J. P. Morgan had one of the largest private collections of antique books in the world. Books from the dawn of books. Books handwritten by monks or printed on Gutenberg's first machines. Really, really old and rare. In his private library, the one off his private study, there are shelves and shelves of these books locked behind sheets of glass, which are encased in ornate iron bars like little book prisons. The room is very large for a private library, because he was, you know, J. P. Morgan. It was reminiscent of Belle's first glimpse of the Beast's library, if you remember that scene, stacks and rows looming overhead for three stories. The books were all leather-bound, gilt, richly decorated. Some of the most beautiful, expensive, old book-bindings you ever saw in your life.

It was so, so depressing. Not one ugly, well-read, well-loved book. All they were were ghosts of books that no one is allowed to touch, that no one will ever read, that maybe no one has ever read. I bet even John Pierpont Morgan himself didn't have time to thumb through most of them, busy as he was being the richest man in the world.

Maybe they were boring books (a lot of them were bibles, so there you go.) But there's an audience for every book in the world, and so chances are there are millions of souls that could have been entertained, enchanted, or enlightened by any one of these books. But they weren't allowed to do anything but be locked up as treasures.

Poor, sad, lonely, unread, unloved books bought only for their covers. They must know how supermodels feel, those books.
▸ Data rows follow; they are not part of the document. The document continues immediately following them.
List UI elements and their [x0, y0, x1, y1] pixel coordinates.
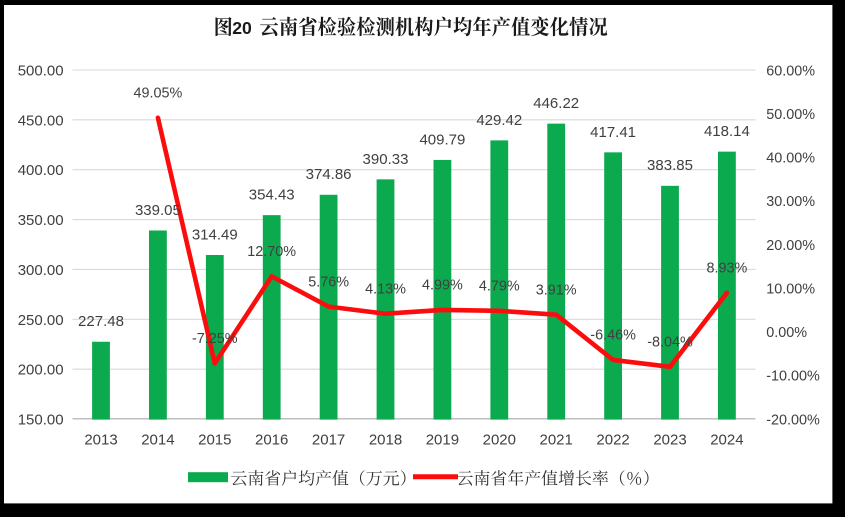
svg-text:2021: 2021	[540, 431, 573, 448]
svg-text:418.14: 418.14	[704, 123, 750, 140]
svg-text:4.13%: 4.13%	[365, 282, 406, 298]
svg-text:20: 20	[232, 18, 252, 38]
svg-text:10.00%: 10.00%	[766, 281, 815, 297]
svg-text:3.91%: 3.91%	[536, 282, 577, 298]
svg-text:12.70%: 12.70%	[247, 244, 296, 260]
svg-text:60.00%: 60.00%	[766, 63, 815, 79]
svg-text:400.00: 400.00	[18, 162, 64, 179]
svg-text:2013: 2013	[84, 431, 117, 448]
svg-text:446.22: 446.22	[533, 95, 579, 112]
svg-text:2014: 2014	[141, 431, 174, 448]
svg-text:0.00%: 0.00%	[766, 325, 807, 341]
svg-text:500.00: 500.00	[18, 63, 64, 80]
svg-text:2015: 2015	[198, 431, 231, 448]
svg-text:40.00%: 40.00%	[766, 151, 815, 167]
svg-text:250.00: 250.00	[18, 312, 64, 329]
svg-text:8.93%: 8.93%	[706, 261, 747, 277]
svg-text:150.00: 150.00	[18, 412, 64, 429]
svg-text:429.42: 429.42	[476, 112, 522, 129]
svg-text:-8.04%: -8.04%	[647, 335, 693, 351]
svg-text:2024: 2024	[710, 431, 743, 448]
svg-text:2019: 2019	[426, 431, 459, 448]
svg-text:-6.46%: -6.46%	[590, 328, 636, 344]
svg-text:417.41: 417.41	[590, 124, 636, 141]
svg-text:2023: 2023	[653, 431, 686, 448]
svg-text:-10.00%: -10.00%	[766, 369, 820, 385]
svg-text:5.76%: 5.76%	[308, 274, 349, 290]
svg-text:50.00%: 50.00%	[766, 107, 815, 123]
svg-text:354.43: 354.43	[249, 187, 295, 204]
svg-text:2022: 2022	[596, 431, 629, 448]
svg-text:300.00: 300.00	[18, 262, 64, 279]
svg-text:2020: 2020	[483, 431, 516, 448]
svg-text:2018: 2018	[369, 431, 402, 448]
svg-text:-20.00%: -20.00%	[766, 412, 820, 428]
svg-text:383.85: 383.85	[647, 157, 693, 174]
svg-text:390.33: 390.33	[363, 151, 409, 168]
svg-text:227.48: 227.48	[78, 313, 124, 330]
svg-text:409.79: 409.79	[419, 131, 465, 148]
svg-text:374.86: 374.86	[306, 166, 352, 183]
svg-text:350.00: 350.00	[18, 212, 64, 229]
svg-text:20.00%: 20.00%	[766, 238, 815, 254]
svg-text:-7.25%: -7.25%	[192, 331, 238, 347]
svg-text:200.00: 200.00	[18, 362, 64, 379]
svg-text:314.49: 314.49	[192, 226, 238, 243]
svg-text:2016: 2016	[255, 431, 288, 448]
svg-text:339.05: 339.05	[135, 202, 181, 219]
svg-text:30.00%: 30.00%	[766, 194, 815, 210]
svg-text:4.79%: 4.79%	[479, 279, 520, 295]
svg-text:2017: 2017	[312, 431, 345, 448]
svg-text:450.00: 450.00	[18, 112, 64, 129]
svg-text:49.05%: 49.05%	[133, 86, 182, 102]
svg-text:4.99%: 4.99%	[422, 278, 463, 294]
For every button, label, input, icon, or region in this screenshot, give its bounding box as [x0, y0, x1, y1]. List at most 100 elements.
Gina calls it heresy, and I always treat books that I'm borrowing from others with care, but as for my own, personal libarary, it is largely comprised of ugly, dog-eared, coffee-stained, margin-scribbled, yellowing, crumbling, broken-spiked affairs with sketches and poems crowded onto inside covers, front and back. There's nothing I love more than a well-loved book. Except maybe Wo Hop's roast duck Chow Fun.